Uitspraak
1.Geding in cassatie
2.Beoordeling van het eerste middel
3.Beoordeling van de middelen voor het overige
4.Beslissing
1 oktober 2019.
Hoge Raad
In deze zaak heeft de Hoge Raad op 1 oktober 2019 uitspraak gedaan in een cassatieprocedure tegen een beslissing van het Gerechtshof Amsterdam van 2 november 2018. Het beroep in cassatie is ingesteld door de betrokkene, die werd bijgestaan door de advocaten R.J. Baumgardt en P. van Dongen. De zaak betreft een vordering tot ontneming van wederrechtelijk verkregen voordeel, waarbij het Hof de hoogte van het voordeel heeft geschat op € 186.628,50. De betrokkene heeft geklaagd dat het Hof de in aanmerking genomen kosten ten onrechte niet heeft ontleend aan wettige bewijsmiddelen, wat zou leiden tot een ontoereikende motivering van de schatting van het wederrechtelijk verkregen voordeel.
De Hoge Raad herhaalt relevante overwegingen uit eerdere rechtspraak met betrekking tot de motiveringsverplichting van de rechter bij het afwijzen van verweren over aftrekposten.
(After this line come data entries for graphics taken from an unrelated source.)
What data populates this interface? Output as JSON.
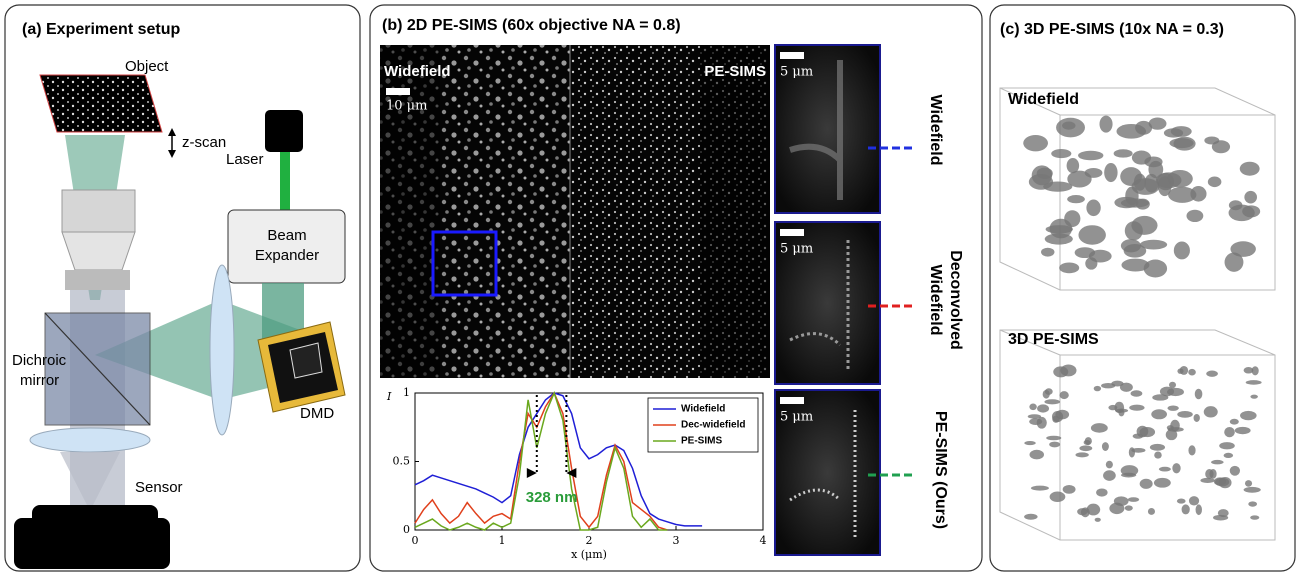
{
  "panel_a": {
    "title": "(a) Experiment setup",
    "object": "Object",
    "z_scan": "z-scan",
    "laser": "Laser",
    "beam_expander": [
      "Beam",
      "Expander"
    ],
    "dichroic_mirror": [
      "Dichroic",
      "mirror"
    ],
    "dmd": "DMD",
    "sensor": "Sensor"
  },
  "panel_b": {
    "title": "(b) 2D PE-SIMS (60x objective NA = 0.8)",
    "image_left": "Widefield",
    "image_right": "PE-SIMS",
    "scale_main": "10 μm",
    "insets": [
      {
        "label": [
          "Widefield"
        ],
        "scale": "5 μm"
      },
      {
        "label": [
          "Deconvolved",
          "Widefield"
        ],
        "scale": "5 μm"
      },
      {
        "label": [
          "PE-SIMS (Ours)"
        ],
        "scale": "5 μm"
      }
    ]
  },
  "panel_c": {
    "title": "(c) 3D PE-SIMS (10x NA = 0.3)",
    "top": "Widefield",
    "bottom": "3D PE-SIMS"
  },
  "chart_data": {
    "type": "line",
    "xlabel": "x (μm)",
    "ylabel": "I",
    "annotation": "328 nm",
    "x": [
      0,
      0.1,
      0.2,
      0.3,
      0.4,
      0.5,
      0.6,
      0.7,
      0.8,
      0.9,
      1,
      1.1,
      1.2,
      1.3,
      1.4,
      1.5,
      1.6,
      1.7,
      1.8,
      1.9,
      2,
      2.1,
      2.2,
      2.3,
      2.4,
      2.5,
      2.6,
      2.7,
      2.8,
      2.9,
      3,
      3.1,
      3.2,
      3.3
    ],
    "series": [
      {
        "name": "Widefield",
        "color": "#1f1fd6",
        "values": [
          0.33,
          0.36,
          0.4,
          0.38,
          0.36,
          0.34,
          0.32,
          0.3,
          0.27,
          0.24,
          0.2,
          0.25,
          0.55,
          0.75,
          0.85,
          0.95,
          1.0,
          0.98,
          0.85,
          0.6,
          0.52,
          0.55,
          0.6,
          0.62,
          0.58,
          0.45,
          0.25,
          0.12,
          0.08,
          0.06,
          0.04,
          0.03,
          0.03,
          0.03
        ]
      },
      {
        "name": "Dec-widefield",
        "color": "#e0401c",
        "values": [
          0.05,
          0.15,
          0.22,
          0.12,
          0.05,
          0.1,
          0.2,
          0.12,
          0.05,
          0.1,
          0.12,
          0.08,
          0.5,
          0.85,
          0.75,
          0.9,
          1.0,
          0.85,
          0.45,
          0.1,
          0.02,
          0.1,
          0.4,
          0.62,
          0.5,
          0.2,
          0.15,
          0.1,
          0.02,
          0.0,
          null,
          null,
          null,
          null
        ]
      },
      {
        "name": "PE-SIMS",
        "color": "#6aa81e",
        "values": [
          0.02,
          0.05,
          0.08,
          0.03,
          0.0,
          0.02,
          0.05,
          0.02,
          0.0,
          0.05,
          0.02,
          0.05,
          0.4,
          0.95,
          0.6,
          0.85,
          1.0,
          0.8,
          0.3,
          0.0,
          0.0,
          0.02,
          0.35,
          0.6,
          0.45,
          0.1,
          0.02,
          0.08,
          0.0,
          0.0,
          null,
          null,
          null,
          null
        ]
      }
    ],
    "xlim": [
      0,
      4
    ],
    "ylim": [
      0,
      1
    ],
    "xticks": [
      0,
      1,
      2,
      3,
      4
    ],
    "yticks": [
      0,
      0.5,
      1
    ],
    "legend": "upper right"
  }
}
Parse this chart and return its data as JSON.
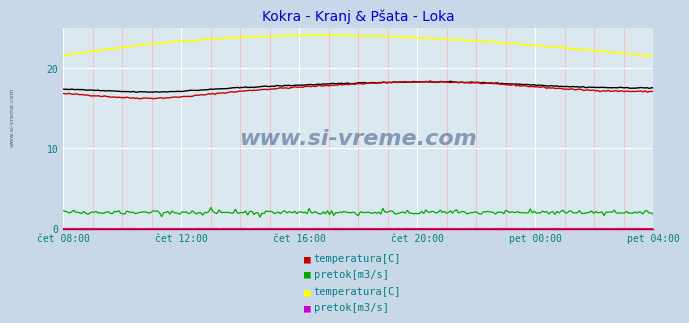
{
  "title": "Kokra - Kranj & Pšata - Loka",
  "title_color": "#0000cc",
  "bg_color": "#c8d8e8",
  "plot_bg_color": "#dce8f0",
  "grid_color_major": "#ffffff",
  "grid_color_minor": "#ffb0b0",
  "watermark": "www.si-vreme.com",
  "watermark_color": "#1a3a6e",
  "xtick_labels": [
    "čet 08:00",
    "čet 12:00",
    "čet 16:00",
    "čet 20:00",
    "pet 00:00",
    "pet 04:00"
  ],
  "ylim": [
    0,
    25
  ],
  "xlim_max": 288,
  "n_points": 289,
  "kokra_temp_color": "#cc0000",
  "kokra_visina_color": "#000000",
  "kokra_pretok_color": "#00aa00",
  "psata_temp_color": "#ffff00",
  "psata_pretok_color": "#cc00cc",
  "legend_font_color": "#008080",
  "legend_font_size": 7.5,
  "tick_color": "#008080",
  "tick_fontsize": 7,
  "spine_color": "#cc0000",
  "watermark_fontsize": 16
}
De Hoge Raad stelt dat het voldoende is dat de feiten en omstandigheden waarop de rechter de hoogte van de in mindering te brengen kosten baseert, uit het onderzoek ter terechtzitting zijn gebleken. De opvatting dat de rechter de hoogte van die kosten uitsluitend aan wettige bewijsmiddelen mag ontlenen, wordt verworpen. De Hoge Raad concludeert dat het middel faalt en verwerpt het beroep.
De uitspraak benadrukt de grote vrijheid die de rechter heeft bij het bepalen van de kosten die in mindering kunnen worden gebracht bij de schatting van het wederrechtelijk verkregen voordeel, en dat de beslissing hierover in het algemeen geen uitgebreide motivering behoeft, tenzij er gemotiveerd verweer is gevoerd door de veroordeelde.